Nesta semana resgatamos uma aula lá de 1984... mas como boas palavras nunca envelhecem, tiramo-las do baú de memórias e as publicamos para que sejam relidas por atores, estudantes de artes, curiosos etc.
* Esta foi a aula inaugural da Cal (Casa
das Artes de Laranjeiras), no Rio de Janeiro (RJ), em 12 de março de 1984.
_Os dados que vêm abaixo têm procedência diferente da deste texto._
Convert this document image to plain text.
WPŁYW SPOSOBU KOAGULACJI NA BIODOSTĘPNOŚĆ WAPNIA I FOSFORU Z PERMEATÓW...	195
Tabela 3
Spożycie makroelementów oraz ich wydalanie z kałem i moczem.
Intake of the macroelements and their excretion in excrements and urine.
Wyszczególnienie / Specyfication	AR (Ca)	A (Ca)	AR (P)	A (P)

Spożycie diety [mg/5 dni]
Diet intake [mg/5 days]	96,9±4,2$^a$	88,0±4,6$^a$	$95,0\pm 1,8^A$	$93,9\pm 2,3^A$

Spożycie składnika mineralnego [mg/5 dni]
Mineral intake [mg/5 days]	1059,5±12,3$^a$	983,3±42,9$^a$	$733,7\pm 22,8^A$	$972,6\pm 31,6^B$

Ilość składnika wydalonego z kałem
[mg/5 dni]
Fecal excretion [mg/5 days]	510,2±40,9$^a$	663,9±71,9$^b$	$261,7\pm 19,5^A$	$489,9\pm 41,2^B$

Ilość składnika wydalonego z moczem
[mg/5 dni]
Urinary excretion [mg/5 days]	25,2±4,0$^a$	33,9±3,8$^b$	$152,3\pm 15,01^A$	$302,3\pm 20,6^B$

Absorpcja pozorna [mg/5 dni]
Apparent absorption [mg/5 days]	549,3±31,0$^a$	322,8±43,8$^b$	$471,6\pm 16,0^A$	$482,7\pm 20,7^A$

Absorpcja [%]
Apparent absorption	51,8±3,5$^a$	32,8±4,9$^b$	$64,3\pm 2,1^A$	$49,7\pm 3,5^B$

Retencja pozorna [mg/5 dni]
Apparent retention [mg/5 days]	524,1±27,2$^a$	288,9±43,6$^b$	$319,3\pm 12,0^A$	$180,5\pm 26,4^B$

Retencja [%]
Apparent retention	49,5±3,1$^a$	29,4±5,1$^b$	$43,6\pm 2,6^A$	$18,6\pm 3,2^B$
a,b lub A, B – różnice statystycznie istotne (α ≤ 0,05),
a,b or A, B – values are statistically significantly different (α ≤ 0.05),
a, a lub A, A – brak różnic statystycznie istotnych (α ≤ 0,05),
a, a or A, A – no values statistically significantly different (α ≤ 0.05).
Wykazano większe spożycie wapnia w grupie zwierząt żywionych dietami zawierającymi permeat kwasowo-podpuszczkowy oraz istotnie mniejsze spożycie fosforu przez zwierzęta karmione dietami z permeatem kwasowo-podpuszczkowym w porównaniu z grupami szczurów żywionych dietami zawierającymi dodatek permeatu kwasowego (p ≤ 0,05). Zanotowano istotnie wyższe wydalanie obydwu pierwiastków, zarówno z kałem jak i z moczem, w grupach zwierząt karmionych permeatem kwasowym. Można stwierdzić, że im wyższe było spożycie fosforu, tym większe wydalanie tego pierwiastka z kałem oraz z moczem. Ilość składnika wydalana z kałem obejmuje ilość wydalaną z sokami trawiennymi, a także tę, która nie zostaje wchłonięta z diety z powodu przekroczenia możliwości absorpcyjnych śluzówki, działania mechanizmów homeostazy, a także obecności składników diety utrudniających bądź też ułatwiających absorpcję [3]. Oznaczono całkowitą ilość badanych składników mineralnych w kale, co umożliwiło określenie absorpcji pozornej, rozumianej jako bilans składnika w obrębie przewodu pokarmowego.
Reproduzida de uma apostila do autor.
Recado aos jovens da CAL
Rubens Corrêa
Fui convidado para conversar
com vocês sobre o ator. Sei que muitos aqui jamais representaram e outros
deram apenas os primeiros passos neste caminho labiríntico que é o mundo da
interpretação. É uma tarefa que exige de mim sensibilidade e coragem;
acho uma grande responsabilidade falar aos jovens e é com muita emoção e
prazer que passo adiante as humildes sementes do meu trabalho artístico, com a
esperança de que alguma utilidade possa ser encontrada nelas e que, de alguma
maneira, elas possam lhes tornar a caminhada menos solitária e mais solidária,
na medida em que esta receita muito pessoal provoque dúvidas e reconsiderações, ou toque o sagrado dentro de cada um de vocês, ou reacenda aquela esperança
cega que Prometeu garantiu ser a conquista mais urgente para a sobrevivência do
homem neste planeta.
O grande poeta e dramaturgo alemão Büchner escreveu numa cena de sua peça "Woyseck": "Cada ser humano é um abismo e a gente tem vertigens quando se debruça sobre um deles."
Acho que nós atores somos
duplamente esse abismo-espelho: como seres humanos e como artistas. Nossa
missão é provocar vertigem e o revisionamento do abismo dentro de cada
espectador, para que depois de cada mergulho em nossos personagens-propostas
essas pessoas pensem, se emocionem, compreendam e amem com nova e maior
intensidade.
Eu, Rubens Corrêa, ator e
artista de teatro, vinte e oito anos de profissão, e séculos e mais séculos de
um longo período não sei onde, ofereço a vocês com apaixonada humildade o meu
aprendizado nesta caminhada em cima das brasas sem se queimar, que é a condição
necessária para poder representar e viver com algum significado neste nosso
bizarro país sul-americano.
(...)
O CÁLICE
Representar para mim é a possibilidade que me foi dada de me comunicar com o meu semelhante através de uma troca de idéias, imagens, palavras, gestos e emoções. Um divertido, fascinante, e muitas vezes cruel jogo que mistura ficção e realidade, consciente e inconsciente, sagrado e profano, amor e ódio, vida e morte. Uma Paixão.
Através dos anos venho
elaborando em cima das tábuas o meu trabalho, tentando sempre o difícil
equilíbrio entre as conquistas técnicas e a simplicidade da execução.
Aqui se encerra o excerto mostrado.